The a tag in your demo does take the whole area as it wraps the inner 2 spans, you want to make sure you remove the width declaration though so it extends with the text.
If you've got a demo we could debug it a bit more specifically for you.
I am creating a web site for my church. Because they know of no web programmer members, I am taking care of it with my meager skills. My problem is merely one of placement. I am trying to place an image in the top-left of the page, but, no matter what I do, it interferes with the other div elements on the page. This is my current CSS:
body {
background-color: #FFFFFF;
font-size:12px;
font-family:Verdana, Arial, Helvetica, sans-serif;
}
div#wrapper {
width: 90%;
background-color:#ffffff;
margin-top: 50px;
margin-bottom: 50px;
margin-left: auto;
margin-right: auto;
padding: 0px;
border: thin solid blue;
}
div#image {
padding: 15px;
margin: 0px;
float: left;
}
div#header {
padding: 15px;
margin: 0px;
text-align: center;
}
div#nav {
width: 25%;
padding: 10px;
margin-top: 100px;
float: left;
}
div#main {
margin-left: 30%;
margin-top: 100px;
padding: 10px;
}
div#footer {
padding: 15px;
margin: 0px;
border-top: thin solid blue;
text-align: center;
}
No matter how I define the image div, it always pushes the main, navigation, and header divs out of alignment.

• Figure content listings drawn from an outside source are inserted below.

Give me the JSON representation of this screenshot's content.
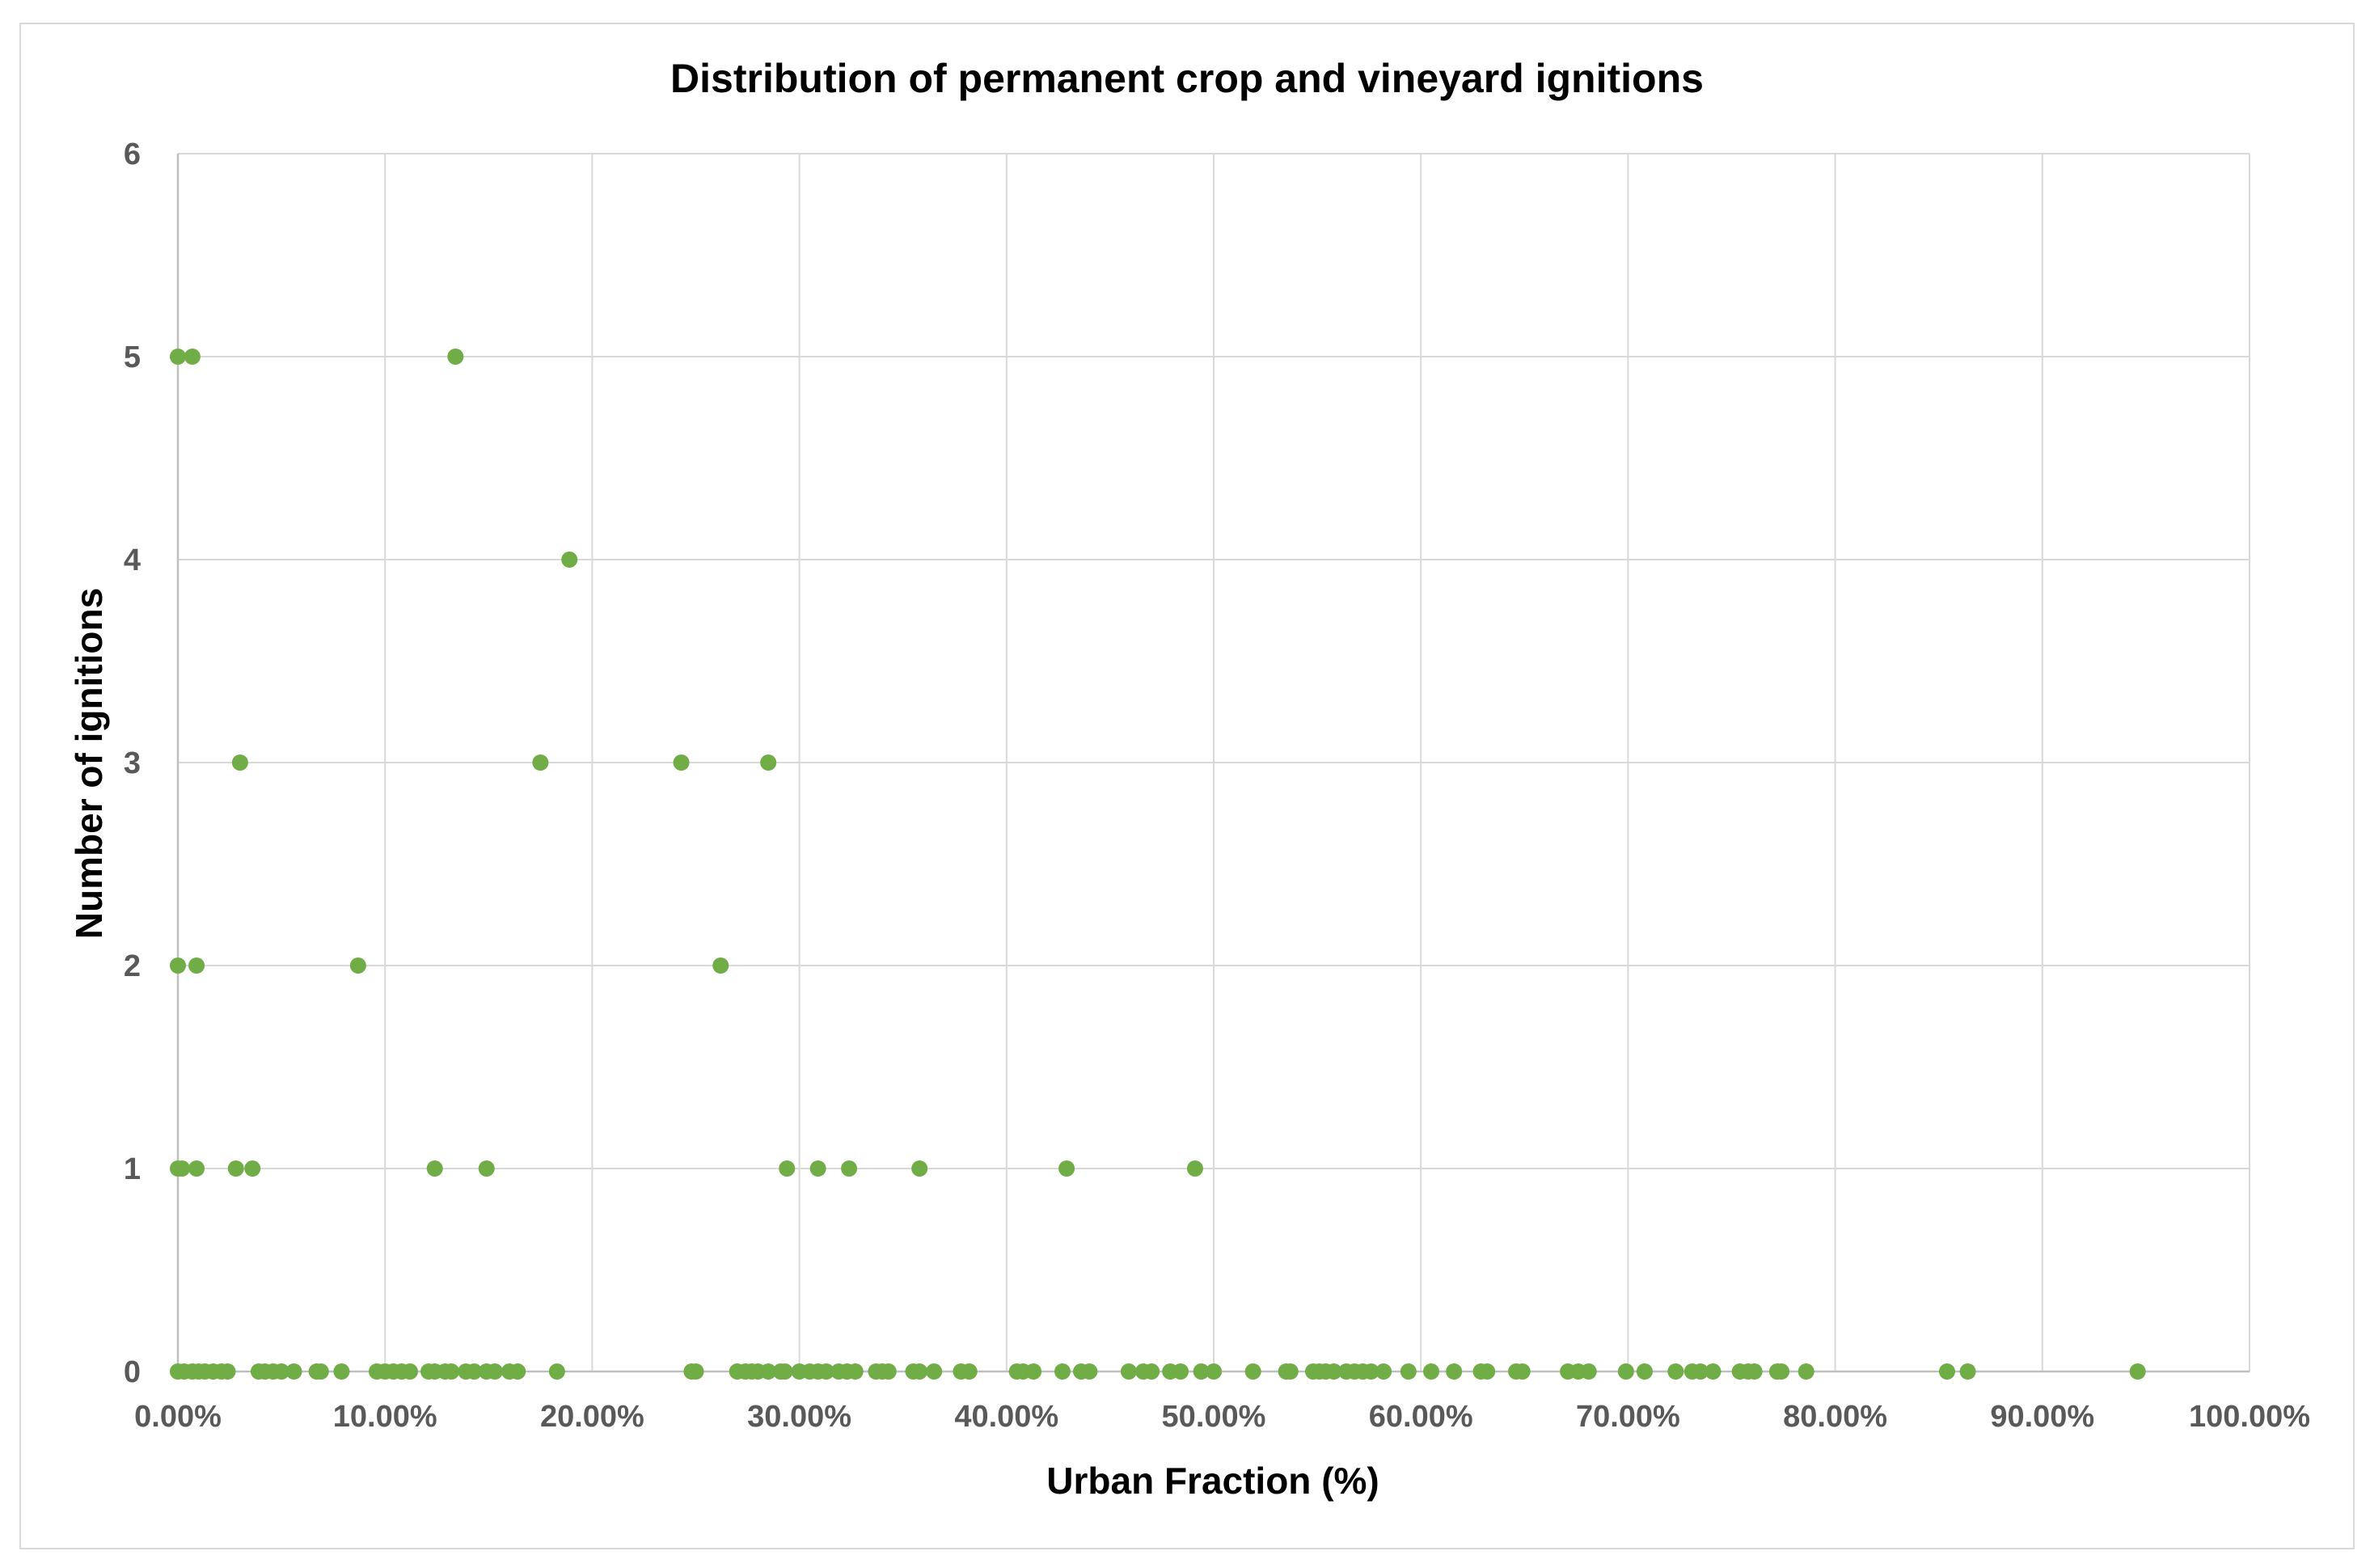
{
  "chart_data": {
    "type": "scatter",
    "title": "Distribution of permanent crop and vineyard ignitions",
    "xlabel": "Urban Fraction (%)",
    "ylabel": "Number of ignitions",
    "xlim": [
      0,
      100
    ],
    "ylim": [
      0,
      6
    ],
    "x_ticks": [
      "0.00%",
      "10.00%",
      "20.00%",
      "30.00%",
      "40.00%",
      "50.00%",
      "60.00%",
      "70.00%",
      "80.00%",
      "90.00%",
      "100.00%"
    ],
    "y_ticks": [
      "0",
      "1",
      "2",
      "3",
      "4",
      "5",
      "6"
    ],
    "grid": true,
    "legend": "none",
    "marker_color": "#70ad47",
    "points": [
      {
        "x": 0.0,
        "y": 5
      },
      {
        "x": 0.7,
        "y": 5
      },
      {
        "x": 13.4,
        "y": 5
      },
      {
        "x": 18.9,
        "y": 4
      },
      {
        "x": 3.0,
        "y": 3
      },
      {
        "x": 17.5,
        "y": 3
      },
      {
        "x": 24.3,
        "y": 3
      },
      {
        "x": 28.5,
        "y": 3
      },
      {
        "x": 0.0,
        "y": 2
      },
      {
        "x": 0.9,
        "y": 2
      },
      {
        "x": 8.7,
        "y": 2
      },
      {
        "x": 26.2,
        "y": 2
      },
      {
        "x": 0.0,
        "y": 1
      },
      {
        "x": 0.2,
        "y": 1
      },
      {
        "x": 0.9,
        "y": 1
      },
      {
        "x": 2.8,
        "y": 1
      },
      {
        "x": 3.6,
        "y": 1
      },
      {
        "x": 12.4,
        "y": 1
      },
      {
        "x": 14.9,
        "y": 1
      },
      {
        "x": 29.4,
        "y": 1
      },
      {
        "x": 30.9,
        "y": 1
      },
      {
        "x": 32.4,
        "y": 1
      },
      {
        "x": 35.8,
        "y": 1
      },
      {
        "x": 42.9,
        "y": 1
      },
      {
        "x": 49.1,
        "y": 1
      },
      {
        "x": 0.0,
        "y": 0
      },
      {
        "x": 0.3,
        "y": 0
      },
      {
        "x": 0.7,
        "y": 0
      },
      {
        "x": 1.0,
        "y": 0
      },
      {
        "x": 1.3,
        "y": 0
      },
      {
        "x": 1.7,
        "y": 0
      },
      {
        "x": 2.1,
        "y": 0
      },
      {
        "x": 2.4,
        "y": 0
      },
      {
        "x": 3.9,
        "y": 0
      },
      {
        "x": 4.2,
        "y": 0
      },
      {
        "x": 4.6,
        "y": 0
      },
      {
        "x": 5.0,
        "y": 0
      },
      {
        "x": 5.6,
        "y": 0
      },
      {
        "x": 6.7,
        "y": 0
      },
      {
        "x": 6.9,
        "y": 0
      },
      {
        "x": 7.9,
        "y": 0
      },
      {
        "x": 9.6,
        "y": 0
      },
      {
        "x": 10.0,
        "y": 0
      },
      {
        "x": 10.4,
        "y": 0
      },
      {
        "x": 10.8,
        "y": 0
      },
      {
        "x": 11.2,
        "y": 0
      },
      {
        "x": 12.1,
        "y": 0
      },
      {
        "x": 12.4,
        "y": 0
      },
      {
        "x": 12.9,
        "y": 0
      },
      {
        "x": 13.2,
        "y": 0
      },
      {
        "x": 13.9,
        "y": 0
      },
      {
        "x": 14.3,
        "y": 0
      },
      {
        "x": 14.9,
        "y": 0
      },
      {
        "x": 15.3,
        "y": 0
      },
      {
        "x": 16.0,
        "y": 0
      },
      {
        "x": 16.4,
        "y": 0
      },
      {
        "x": 18.3,
        "y": 0
      },
      {
        "x": 24.8,
        "y": 0
      },
      {
        "x": 25.0,
        "y": 0
      },
      {
        "x": 27.0,
        "y": 0
      },
      {
        "x": 27.4,
        "y": 0
      },
      {
        "x": 27.7,
        "y": 0
      },
      {
        "x": 28.0,
        "y": 0
      },
      {
        "x": 28.5,
        "y": 0
      },
      {
        "x": 29.1,
        "y": 0
      },
      {
        "x": 29.3,
        "y": 0
      },
      {
        "x": 30.0,
        "y": 0
      },
      {
        "x": 30.5,
        "y": 0
      },
      {
        "x": 30.9,
        "y": 0
      },
      {
        "x": 31.3,
        "y": 0
      },
      {
        "x": 31.9,
        "y": 0
      },
      {
        "x": 32.3,
        "y": 0
      },
      {
        "x": 32.7,
        "y": 0
      },
      {
        "x": 33.7,
        "y": 0
      },
      {
        "x": 34.0,
        "y": 0
      },
      {
        "x": 34.3,
        "y": 0
      },
      {
        "x": 35.5,
        "y": 0
      },
      {
        "x": 35.8,
        "y": 0
      },
      {
        "x": 36.5,
        "y": 0
      },
      {
        "x": 37.8,
        "y": 0
      },
      {
        "x": 38.2,
        "y": 0
      },
      {
        "x": 40.5,
        "y": 0
      },
      {
        "x": 40.8,
        "y": 0
      },
      {
        "x": 41.3,
        "y": 0
      },
      {
        "x": 42.7,
        "y": 0
      },
      {
        "x": 43.6,
        "y": 0
      },
      {
        "x": 44.0,
        "y": 0
      },
      {
        "x": 45.9,
        "y": 0
      },
      {
        "x": 46.6,
        "y": 0
      },
      {
        "x": 47.0,
        "y": 0
      },
      {
        "x": 47.9,
        "y": 0
      },
      {
        "x": 48.4,
        "y": 0
      },
      {
        "x": 49.4,
        "y": 0
      },
      {
        "x": 50.0,
        "y": 0
      },
      {
        "x": 51.9,
        "y": 0
      },
      {
        "x": 53.5,
        "y": 0
      },
      {
        "x": 53.7,
        "y": 0
      },
      {
        "x": 54.8,
        "y": 0
      },
      {
        "x": 55.1,
        "y": 0
      },
      {
        "x": 55.4,
        "y": 0
      },
      {
        "x": 55.8,
        "y": 0
      },
      {
        "x": 56.4,
        "y": 0
      },
      {
        "x": 56.8,
        "y": 0
      },
      {
        "x": 57.2,
        "y": 0
      },
      {
        "x": 57.6,
        "y": 0
      },
      {
        "x": 58.2,
        "y": 0
      },
      {
        "x": 59.4,
        "y": 0
      },
      {
        "x": 60.5,
        "y": 0
      },
      {
        "x": 61.6,
        "y": 0
      },
      {
        "x": 62.9,
        "y": 0
      },
      {
        "x": 63.2,
        "y": 0
      },
      {
        "x": 64.6,
        "y": 0
      },
      {
        "x": 64.9,
        "y": 0
      },
      {
        "x": 67.1,
        "y": 0
      },
      {
        "x": 67.6,
        "y": 0
      },
      {
        "x": 68.1,
        "y": 0
      },
      {
        "x": 69.9,
        "y": 0
      },
      {
        "x": 70.8,
        "y": 0
      },
      {
        "x": 72.3,
        "y": 0
      },
      {
        "x": 73.1,
        "y": 0
      },
      {
        "x": 73.5,
        "y": 0
      },
      {
        "x": 74.1,
        "y": 0
      },
      {
        "x": 75.4,
        "y": 0
      },
      {
        "x": 75.8,
        "y": 0
      },
      {
        "x": 76.1,
        "y": 0
      },
      {
        "x": 77.2,
        "y": 0
      },
      {
        "x": 77.4,
        "y": 0
      },
      {
        "x": 78.6,
        "y": 0
      },
      {
        "x": 85.4,
        "y": 0
      },
      {
        "x": 86.4,
        "y": 0
      },
      {
        "x": 94.6,
        "y": 0
      }
    ]
  }
}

If I just place the image in another div, it still makes things move.
Is there any way to have the page centered with 90% width and everything else in the wrapper div, and also have the image in the top-right corner? If it would require a different type of thing, can someone help me figure it out? Something that works only in one browser won't help, as I want it to work as seamlessly as possible for the most people.
You might be looking to use absolute positioning,
#image { position:absolute; top:0; left:0; }
However this will need to stay relative to your wrapper:
#wrapper { position:relative; }
Though I'm strictly guessing, provide more info and you'll get a more definitive solution.
Use z-index to put the image on a higher layer.
http://www.w3schools.com/Css/pr_pos_z-index.asp
This way nothing else gets moved.
If you don't want it to affect anything else on the page, can I just check that it's not a background image? If it's not, then have you tried making it a background image? That way it won't/can't affect the document flow and nothing will be moved because of it.
Though if you already have one background image it might complicate things a little.